I have tried multiple things to get the refresh token from v6 working in v7, but it didn’t work.
So my question is: How would an upgrade strategy for the refresh token look like?

Current v6 Code:

public async Task<AccessToken> GetAccessTokenAsync(string refreshtoken)
{
    var accessToken = new AccessToken();
    try
    {
        var client = CreateAuthClient();
        var token = await client.GetTokenAsync(new RefreshTokenRequest()
        {
            Audience = _options.CustomerApp.Audience,
            ClientId = _options.CustomerApp.ClientId,
            ClientSecret = _options.CustomerApp.ClientSecret,
            RefreshToken = refreshtoken,
        });
        accessToken.Token = token.AccessToken;
        accessToken.ExpiryDate = DateTime.Now.AddSeconds(token.ExpiresIn - 60);
        return accessToken;
    }
    catch (ApiException ex)
    {
        if (ex.ApiError.Error == "invalid_grant")
        {
            return accessToken;
        }
        throw;
    }
}

public async Task<AccessTokenResponse> AuthCustomerAsync(string phone, string code, CancellationToken cancelationToken)
{
var client = CreateAuthClient();

var token = await client.GetTokenAsync(new ResourceOwnerTokenRequest
{
    Username = GenerateEmail(phone),
    Password = GeneratePassword(code),
    ClientId = _options.CustomerApp.ClientId,
    ClientSecret = _options.CustomerApp.ClientSecret,
    Audience = _options.CustomerApp.Audience,
    Scope = "offline_access",
}).ConfigureAwait(false);

return token;

}

konrad.sopala · June 23, 2020, 10:14am

Having a refresh token valid for a couple of years is definitely not a secure option.
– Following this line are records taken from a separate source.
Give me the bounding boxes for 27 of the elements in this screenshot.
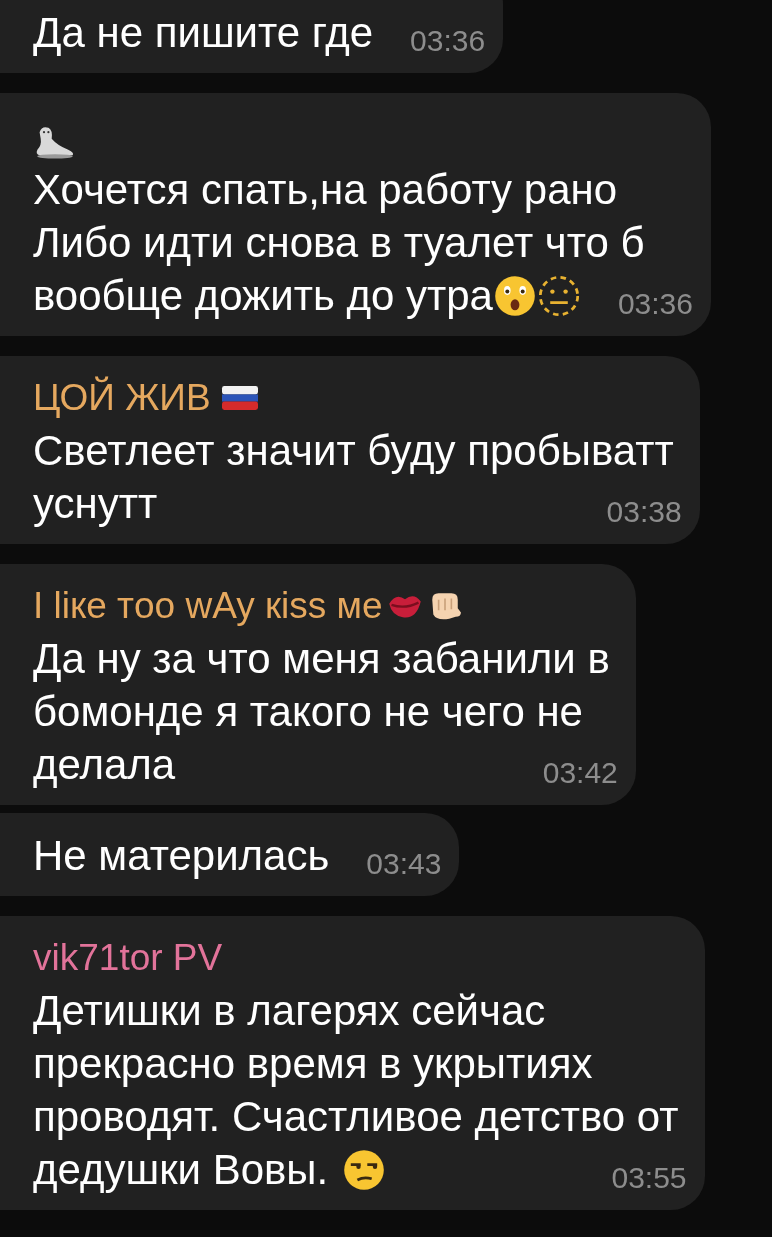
message-time: 03:38 (606, 494, 682, 530)
message-text: Либо идти снова в туалет что б (33, 218, 645, 268)
message-text: вообще дожить до утра (33, 271, 493, 321)
unamused-face-icon (342, 1147, 387, 1192)
message-text: Детишки в лагерях сейчас (33, 986, 546, 1036)
message-text: Светлеет значит буду пробыватт (33, 426, 674, 476)
sender-name[interactable]: I liкe тoo wAy кiss мe (33, 585, 383, 627)
message-time: 03:36 (617, 286, 693, 322)
message-text: Хочется спать,на работу рано (33, 165, 618, 215)
sender-name[interactable]: ЦОЙ ЖИВ (33, 377, 211, 419)
sender-name[interactable]: vik71tor PV (33, 937, 223, 979)
message-text: проводят. Счастливое детство от (33, 1092, 679, 1142)
message-text: бомонде я такого не чего не (33, 687, 583, 737)
message-time: 03:36 (410, 23, 486, 59)
message-text: Не материлась (33, 831, 330, 881)
message-text: делала (33, 740, 176, 790)
message-time: 03:42 (542, 755, 618, 791)
message-text: уснутт (33, 479, 158, 529)
flag-icon (220, 386, 259, 410)
message-text: прекрасно время в укрытиях (33, 1039, 593, 1089)
message-time: 03:43 (366, 846, 442, 882)
message-text: дедушки Вовы. (33, 1145, 329, 1195)
dotted-face-icon (536, 273, 581, 318)
message-time: 03:55 (611, 1160, 687, 1196)
astonished-face-icon (492, 273, 537, 318)
message-text: Да ну за что меня забанили в (33, 634, 610, 684)
message-text: Да не пишите где (33, 8, 374, 58)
Can you tell me more about what part of our stack you use? Any docs , quickstarts? Thanks!

msdiego2k · June 23, 2020, 10:57am

In the .Net 3.1 backend application we are using these nuget packages:
Auth0.AuthenticationApi, Auth0.ManagementApi
Does that help you?
Regarding security we had to make some compromises to meet our usability goals …

Furthermore, I have tried a couple of things to generate a refresh token with v6 which is also valid in v7, but I had no luck. Is this possible?

konrad.sopala · June 23, 2020, 11:11am

I don’t have that much of .NET experience so let me discuss it with my colleagues. I’ll get back to you soon!

msdiego2k · June 29, 2020, 11:45am

Something new about that? Thanks!

msdiego2k · July 6, 2020, 2:46pm

Okay I guess it’s not possible to use my v6 refresh tokens in v7 and in general it’s also not possible to generate refresh tokens in v6 which are valid in v7.